Bob Bishop: SGI looking for Altix OEMs
When the Top500 list of the world's most powerful computers is published Monday, the 10,240 processor "Columbia" supercomputer that Silicon Graphics Inc. (SGI) recently built for NASA's (National Aeronautics and Space Administration's) Ames Research Center is expected to be the number-two system on the list. Columbia is a much-needed success for SGI, which has been struggling to reclaim customers lost during an ill-fated foray into the Windows market during the late 1990s. Since taking the reins of the company in 1999, Bob Bishop, an 18-year SGI veteran, has refocused SGI on its core technical markets, and bet the company's future on the three core technologies in its Altix line of servers: the Linux operating system, Intel Corp.'s Itanium processor architecture, and SGI's own NUMAflex system design. With NUMAflex, SGI has been able to scale Linux to unprecedented levels.
Despite its remarkable technical achievements, SGI's future remains unclear. The industry has been slow to adopt the Itanium processor, and SGI has struggled to achieve profitability. Bishop called the company's most recent financial quarter, which saw SGI post a net loss of US$28 million, "disappointing," but in an interview with IDG News Service, he discussed his company's future and how he plans to bring Altix to new markets and why he has confidence that Itanium, and not Advanced Micro Devices Inc.'s rival Opteron processor, is the right microprocessor for Altix. Following is an edited transcript of that interview.

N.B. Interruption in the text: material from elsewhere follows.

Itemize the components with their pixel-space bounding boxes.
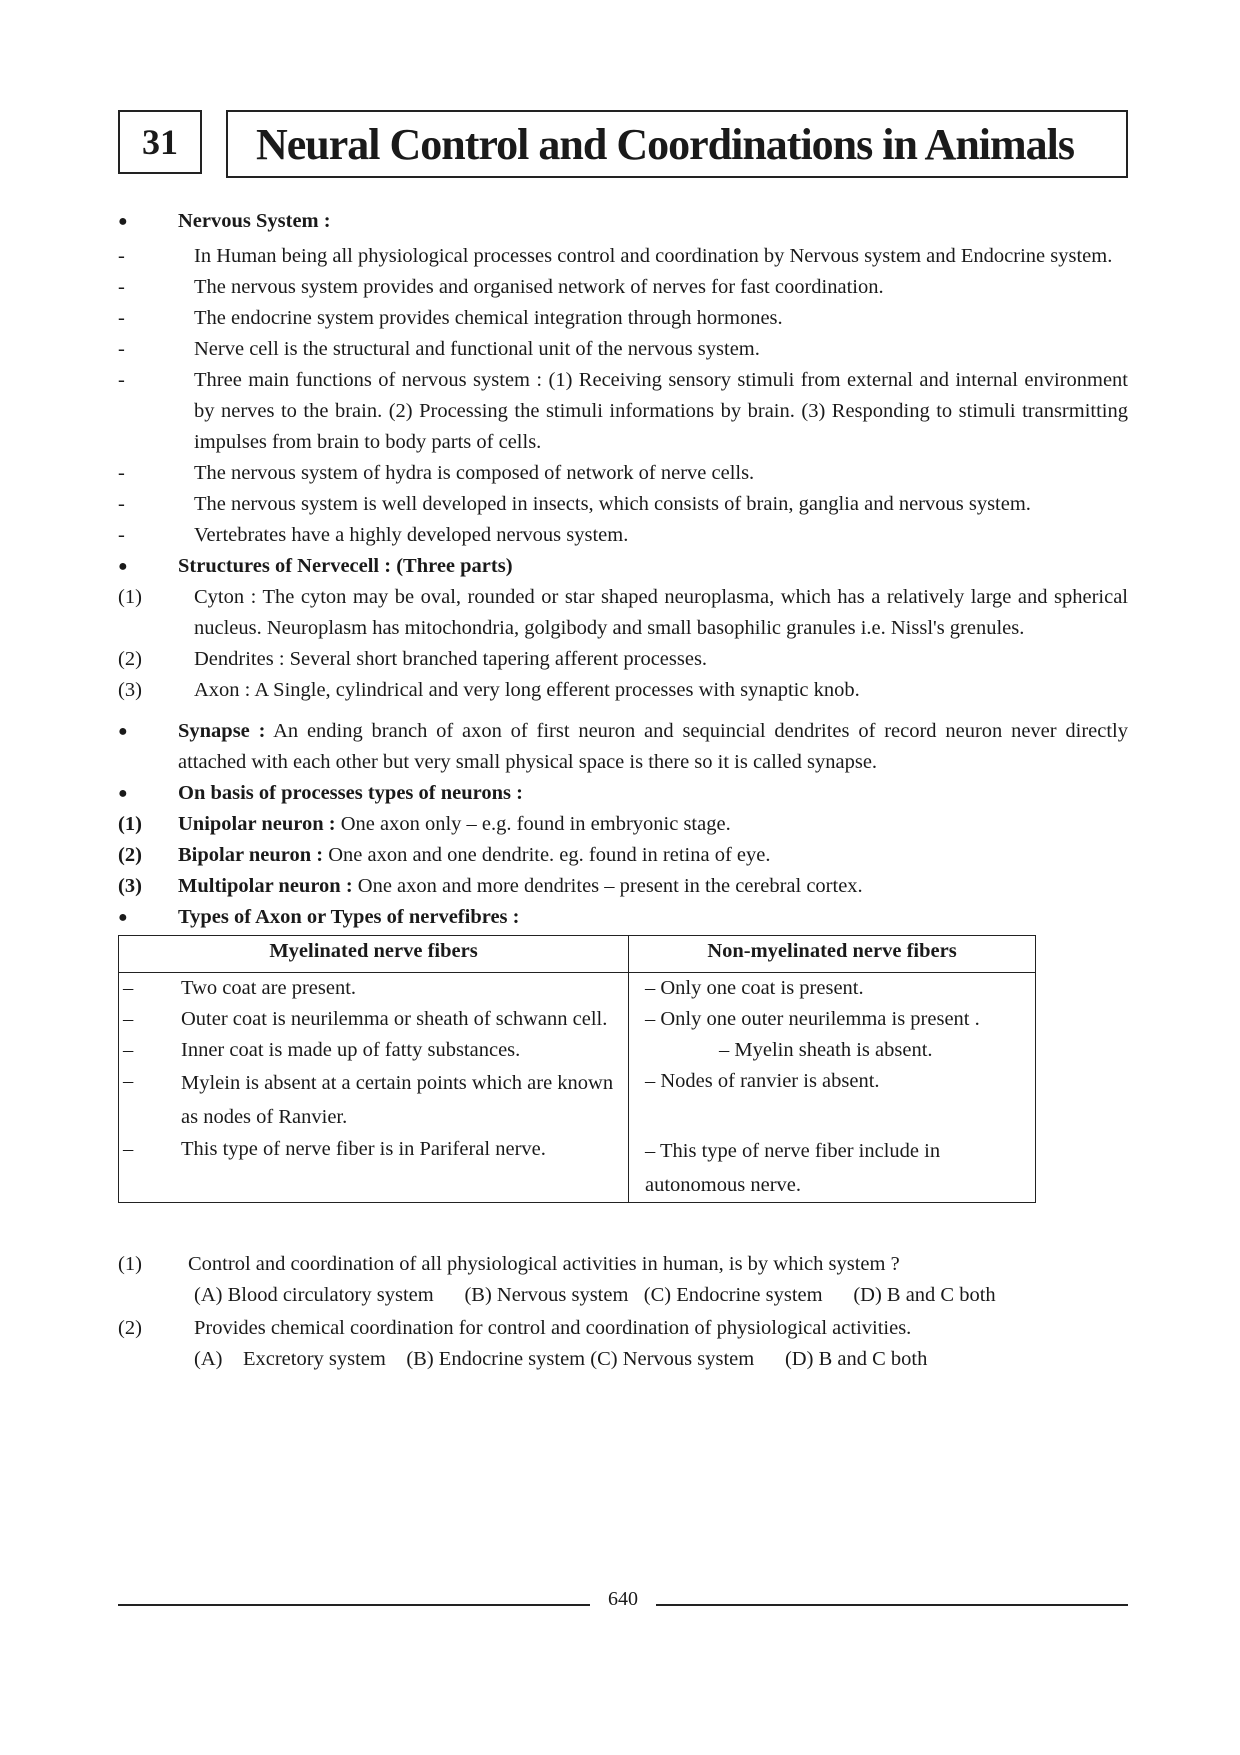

IDG News Service: With your Altix systems, you have been able to build incredibly large shared-memory Linux servers. It seems that that kind of technology could be used in the commercial space, as well as the technical markets that SGI sells into. Why don't people typically use SGI machines for commercial applications like Oracle (Corp.) databases?
Bob Bishop: Of course commercial applications ultimately need something similar. Our approach to the commercial market will be through private labeling of our products. We're willing to have our machines flow into the commercial space, but we will do that through partners who will probably add their own application software, and their own support and their own label.
IDGNS: Can you name any partners that you're working with?
Bishop: We are not at the point where we can name any partners. That would be up to them.
IDGNS: What kind of companies are you looking to sign deals with?
Bishop: It would be people who are already in that space and are having some trouble managing as databases are getting larger. We just released TPC-H (Transaction Processing Performance Council Benchmark H) numbers, which were world record numbers, and that was with DB2, just as an example of what's coming.